Drawing on the work of Denise Walsh, I proceed from the assumption
that an agenda to promote gender equality—one that promotes
gender-related constitutional norms—can only be credibly advanced by an
organization in which women are fairly represented within the
organization, and in which women can compete for leadership positions on
an equitable basis and can publicly challenge any modus operandi
when it is sexist (2009). Women constitute the majority of the
membership of AIDS activist organizations such as the Treatment Action
Campaign (TAC) and affiliated support groups and organizations. This is
hardly surprising, given women's disproportionate vulnerability to
infection and the fact that they have disproportionately absorbed the
social impact of AIDS, as expressed in care for those who are ill with
AIDS and for orphaned children. Since the late 1990s, activist groups
have challenged the ways in which unjust economic policies (including
trade policies, health policies and related budgets) have acted as a
barrier to universal access to antiretroviral medicines for chronic use,
to prevent the perinatal transmission of H.I.V. and to prevent
transmission of the virus following sexual assault. Yet women have only
recently begun to play visible leadership roles in South African AIDS
activist organizations.
My paper has two main arguments in relation to the development of
advocacy for women's rights in the AIDS crisis. My main argument is that
while women AIDS activists have challenged sexism in wider society in
the post-apartheid period, sexism has simultaneously acted as a barrier
to their ascent to leadership positions within AIDS activist
organizations. This has meant that inadequate funds are made available
for AIDS-related women's rights. My second argument is that much work
remains ahead in advocating for an economic policy in South Africa that
would permit a women's-rights approach to addressing AIDS.

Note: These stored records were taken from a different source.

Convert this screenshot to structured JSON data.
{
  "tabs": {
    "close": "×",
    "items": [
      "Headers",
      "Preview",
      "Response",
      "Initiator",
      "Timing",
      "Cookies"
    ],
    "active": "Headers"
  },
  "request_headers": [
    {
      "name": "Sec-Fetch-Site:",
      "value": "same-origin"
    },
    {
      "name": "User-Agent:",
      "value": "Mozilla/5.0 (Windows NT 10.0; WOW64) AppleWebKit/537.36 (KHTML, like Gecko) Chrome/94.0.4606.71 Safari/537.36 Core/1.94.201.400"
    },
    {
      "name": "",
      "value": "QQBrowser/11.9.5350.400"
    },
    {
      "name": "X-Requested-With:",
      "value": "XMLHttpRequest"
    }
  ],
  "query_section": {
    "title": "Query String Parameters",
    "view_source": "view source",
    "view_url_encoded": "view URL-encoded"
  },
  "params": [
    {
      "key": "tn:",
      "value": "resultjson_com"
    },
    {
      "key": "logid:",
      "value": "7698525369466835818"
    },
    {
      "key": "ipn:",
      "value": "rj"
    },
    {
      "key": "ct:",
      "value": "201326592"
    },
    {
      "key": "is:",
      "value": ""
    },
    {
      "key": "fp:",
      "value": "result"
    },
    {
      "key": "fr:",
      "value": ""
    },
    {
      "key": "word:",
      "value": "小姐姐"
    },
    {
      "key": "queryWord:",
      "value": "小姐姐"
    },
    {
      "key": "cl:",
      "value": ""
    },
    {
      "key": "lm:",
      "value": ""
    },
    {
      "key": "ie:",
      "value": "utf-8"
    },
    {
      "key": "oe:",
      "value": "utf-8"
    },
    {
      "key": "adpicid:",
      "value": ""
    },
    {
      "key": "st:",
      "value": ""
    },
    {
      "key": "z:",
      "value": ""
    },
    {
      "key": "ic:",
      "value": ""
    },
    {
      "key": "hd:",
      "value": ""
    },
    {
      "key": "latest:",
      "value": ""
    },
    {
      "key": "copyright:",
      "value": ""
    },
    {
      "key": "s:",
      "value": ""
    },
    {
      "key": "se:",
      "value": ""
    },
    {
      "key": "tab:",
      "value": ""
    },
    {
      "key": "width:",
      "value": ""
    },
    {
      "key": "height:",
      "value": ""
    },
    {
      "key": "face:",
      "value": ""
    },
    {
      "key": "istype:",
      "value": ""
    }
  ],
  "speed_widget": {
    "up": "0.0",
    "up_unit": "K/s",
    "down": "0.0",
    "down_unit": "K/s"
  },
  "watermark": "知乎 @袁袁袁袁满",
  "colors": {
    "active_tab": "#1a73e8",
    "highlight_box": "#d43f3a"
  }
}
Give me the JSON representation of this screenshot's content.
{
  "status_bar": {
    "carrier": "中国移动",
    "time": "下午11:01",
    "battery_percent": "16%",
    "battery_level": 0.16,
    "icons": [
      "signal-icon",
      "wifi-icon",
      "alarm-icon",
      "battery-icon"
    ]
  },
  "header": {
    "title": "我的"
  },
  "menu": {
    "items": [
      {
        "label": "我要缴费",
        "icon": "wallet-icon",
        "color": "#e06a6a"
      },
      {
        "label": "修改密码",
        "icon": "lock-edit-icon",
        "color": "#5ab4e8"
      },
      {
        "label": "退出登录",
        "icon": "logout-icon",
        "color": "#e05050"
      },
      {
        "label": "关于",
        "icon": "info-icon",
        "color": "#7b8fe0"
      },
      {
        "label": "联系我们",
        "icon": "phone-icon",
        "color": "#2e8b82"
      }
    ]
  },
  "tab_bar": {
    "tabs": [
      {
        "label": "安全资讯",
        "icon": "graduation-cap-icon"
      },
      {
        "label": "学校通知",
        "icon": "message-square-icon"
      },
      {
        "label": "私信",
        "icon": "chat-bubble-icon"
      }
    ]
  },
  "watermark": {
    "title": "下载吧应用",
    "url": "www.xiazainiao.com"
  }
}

I will first discuss the history of female involvement in AIDS
activism as it relates to that of the wider women's movement in the
country. I will also analyze the ways in which violence against women
has operated as a barrier to women's prominent involvement in AIDS
activism. Then I will explore how AIDS activists have challenged many
aspects of domestic and international economic policy in relation to
AIDS, and how this work could be extended to advance women's rights in
the context of the serious, entrenched global AIDS pandemic. Finally, I
will discuss the impact of the economic downturn on women's rights
activism around AIDS in South Africa, and argue that funding for H.I.V.
prevention and access to treatment should not be reduced since new
infections are increasing at a dramatic rate.